Avant de délivrer l'autorisation de quitter le
territoire national, à destination du pays dans lequel le
bénéficiaire de la Kafala désire emmener l'enfant pris en
charge, le juge s'assure de l'existence d'une convention judiciaire permettant
le régime de la Kafala, avec le pays en question, il peut
également se faire produire, par le titulaire de la Kafala, un
certificat délivré par les autorités du pays de
destination, attestant que l'enfant pris en charge aura une situation juridique
stable dans le pays d'accueil.
En cas d'obtention de l'autorisation du juge, une copie en est
adressée aux services consulaires marocains du lieu de résidence
de la personne chargée de la Kafala afin de suivre la situation de
l'enfant et de contrôler l'exécution par cette personne de ses
obligations, en informant le juge compétent de tout manquement.
G.
Quand cesse la kafala ?
La Kafala cesse pour l'un des motifs suivants:
- lorsque l'enfant pris en charge atteint l'âge de la
majorité légale (à l'exception de l'handicapé,
l'incapable de subvenir à ses besoins et la fille non mariée.)
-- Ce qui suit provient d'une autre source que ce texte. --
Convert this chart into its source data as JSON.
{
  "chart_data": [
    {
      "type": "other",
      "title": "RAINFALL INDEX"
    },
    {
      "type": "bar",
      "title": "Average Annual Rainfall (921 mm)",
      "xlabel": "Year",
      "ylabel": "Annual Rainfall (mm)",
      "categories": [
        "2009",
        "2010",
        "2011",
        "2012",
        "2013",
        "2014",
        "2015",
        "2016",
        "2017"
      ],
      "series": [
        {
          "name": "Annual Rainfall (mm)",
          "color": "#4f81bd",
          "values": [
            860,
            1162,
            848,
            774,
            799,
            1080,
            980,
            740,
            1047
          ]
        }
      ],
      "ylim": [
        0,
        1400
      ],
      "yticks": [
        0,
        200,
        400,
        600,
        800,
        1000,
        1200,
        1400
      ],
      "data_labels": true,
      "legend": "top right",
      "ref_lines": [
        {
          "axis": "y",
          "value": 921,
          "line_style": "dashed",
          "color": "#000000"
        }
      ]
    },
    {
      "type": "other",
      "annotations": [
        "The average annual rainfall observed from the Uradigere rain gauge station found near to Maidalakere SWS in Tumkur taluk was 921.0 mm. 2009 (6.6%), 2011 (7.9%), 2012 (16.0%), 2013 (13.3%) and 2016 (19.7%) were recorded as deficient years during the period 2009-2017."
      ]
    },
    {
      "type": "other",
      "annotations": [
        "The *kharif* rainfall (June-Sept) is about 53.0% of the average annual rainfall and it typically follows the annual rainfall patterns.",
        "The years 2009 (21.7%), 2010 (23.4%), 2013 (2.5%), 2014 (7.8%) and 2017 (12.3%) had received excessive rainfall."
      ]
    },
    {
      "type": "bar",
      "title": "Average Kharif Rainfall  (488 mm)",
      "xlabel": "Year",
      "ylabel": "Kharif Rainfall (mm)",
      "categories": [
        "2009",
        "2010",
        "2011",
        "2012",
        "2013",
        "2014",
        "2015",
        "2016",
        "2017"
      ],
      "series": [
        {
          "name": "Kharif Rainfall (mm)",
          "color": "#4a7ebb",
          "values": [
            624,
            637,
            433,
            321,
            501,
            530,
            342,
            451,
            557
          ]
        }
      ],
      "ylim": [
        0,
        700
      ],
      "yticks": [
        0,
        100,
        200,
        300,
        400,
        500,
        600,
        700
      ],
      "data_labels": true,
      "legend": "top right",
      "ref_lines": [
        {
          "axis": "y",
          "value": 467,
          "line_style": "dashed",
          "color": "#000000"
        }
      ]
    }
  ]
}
- le décès de l'enfant soumis à la Kafala. - le
décès des deux époux assurant la Kafala, ou la perte de
leur capacité. - le décès de la femme assurant la
Kafala, ou la perte de sa capacité. - la dissolution de
l'institution, l'établissement, l'organisme, ou l'association assurant
la Kafala. - l'annulation de la Kafala par ordonnance judiciaire.
Paragraphe 3 : La prise en charge de l'enfant abandonner
dans les pays musulmans
Hormis en Tunisie, l'adoption en tant que sauvegarde avec
filiation, est prohibée dans tous les pays où l'islam est
religion d'État.
Dans ces pays, la sauvegarde de l'enfant privé de
famille est conçue différemment selon le degré
d'engagement des militants de l'enfance et de l'esprit d'ouverture des
décideurs.
Les articles 20 et 21 de la CIDE traitent des obligations de
l'État en matière de protection de l'enfant privé de
famille,
L'article 20 évoque l'adoption comme une des
sauvegardes possibles à côté de la kafala de droit
islamique sans aucun jugement de valeur sur l'une ou l'autre;
L'article 21 rappelle les principes et la
réglementation en vigueur en matière d'adoption.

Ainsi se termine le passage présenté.